Well, that’s all nice, but there’s more we can think about than this. What about tests that are “useless”? Tests that never fail, for instance?

Unfortunately, doctest.testmod() only returns the count of failures and attempts (and looking into that module, I’m not sure that which tests passed/failed is actually stored). It would be really nice to be able to capture this, but perhaps that is a task for a unittest-based approach.

What about a slightly more complex example?

 1 def aggregate(items):
 2     """
 3     Aggregate a list of 2-tuples, which refer to start/finish values.
 4 
 5     Returns a list with overlaps merged.
 6 
 7     >>> aggregate([])
 8     []
 9     >>> aggregate([(1, 3)])
10     [(1, 3)]
11     >>> aggregate([(1, 3), (2, 6)])
12     [(1, 6)]
13     >>> aggregate([(1, 3), (4, 6)])
14     [(1, 3), (4, 6)]
15     >>> aggregate([(3, 4), (1, 9)])
16     [(1, 9)]
17     """
18 
19     # Sort our items first, by the first value in the tuple. This means we can
20     # iterate through them later.
21     sorted_items = sorted(items)
22 
23     i = 0
24     while i < len(sorted_items) - 1:
25         current = sorted_items[i]
26         next = sorted_items[i + 1]
27 
28         if current[1] >= next[1]:
29             # Skip over the next item totally.
30             sorted_items.remove(next)
31             continue
32 
33         if current[1] >= next[0]:
34             # Merge the two items.
35             sorted_items[i:i+2] = ((current[0], next[1]),)
36             continue
37 
38         i += 1
39 
40     return sorted_items

And when we test with mutants (no debug mode this time, as we have 169 mutants):

===============
Mutation Report
===============

* Generated 169 mutants, and tested in 0.905333995819 seconds.

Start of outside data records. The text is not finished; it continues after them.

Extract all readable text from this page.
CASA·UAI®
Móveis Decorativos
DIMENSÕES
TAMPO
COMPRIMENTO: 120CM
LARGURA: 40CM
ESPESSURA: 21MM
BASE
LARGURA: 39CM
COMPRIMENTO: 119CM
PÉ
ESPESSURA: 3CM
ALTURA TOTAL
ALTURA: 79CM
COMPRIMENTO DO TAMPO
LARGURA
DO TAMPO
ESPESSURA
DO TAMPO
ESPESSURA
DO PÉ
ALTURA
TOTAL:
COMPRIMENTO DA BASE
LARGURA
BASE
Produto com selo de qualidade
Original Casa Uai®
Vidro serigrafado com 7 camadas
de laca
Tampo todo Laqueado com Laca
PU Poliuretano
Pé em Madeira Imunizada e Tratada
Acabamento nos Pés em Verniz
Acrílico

* 0 of these mutants were unable to execute correctly.

* 61 of these mutants were killed for taking too long to execute.

* Tests killed of 99 of the remaining mutants, leaving 9 survivors.

* Your innoculation rate is 94%.

Survivor Report
===============

0 at line 23, changed to False
(i < (len(sorted_items) - 1)) at line 24, changed to (- (i < (len(sorted_items) - 1)))
(i + 1) at line 26, changed to (i - 1)
(i + 1) at line 26, changed to (- (i + 1))
(i + 1) at line 26, changed to 1
(i + 1) at line 26, changed to (-1)
(i + 1) at line 26, changed to True
(current[1] >= next[1]) at line 28, changed to (- (current[1] >= next[1]))
(current[1] >= next[1]) at line 28, changed to (current[1] > next[1])

Timeout Report
==============

0 at line 23, changed to (-1)
...

I’ve omitted the remainder timeout report.

But, this does show us that our tests are incomplete, and perhaps what we should be doing to fix this.

In particular, note the group of mutants at line 26 that all survived: indicating that this particular line of code is not being tested well at all.

Perhaps the biggest takeaway (and an indicator of how Mutation Testing may be really useful) is the last listed mutant. It’s showing that this particular comparison is clearly not being tested for off-by-one errors.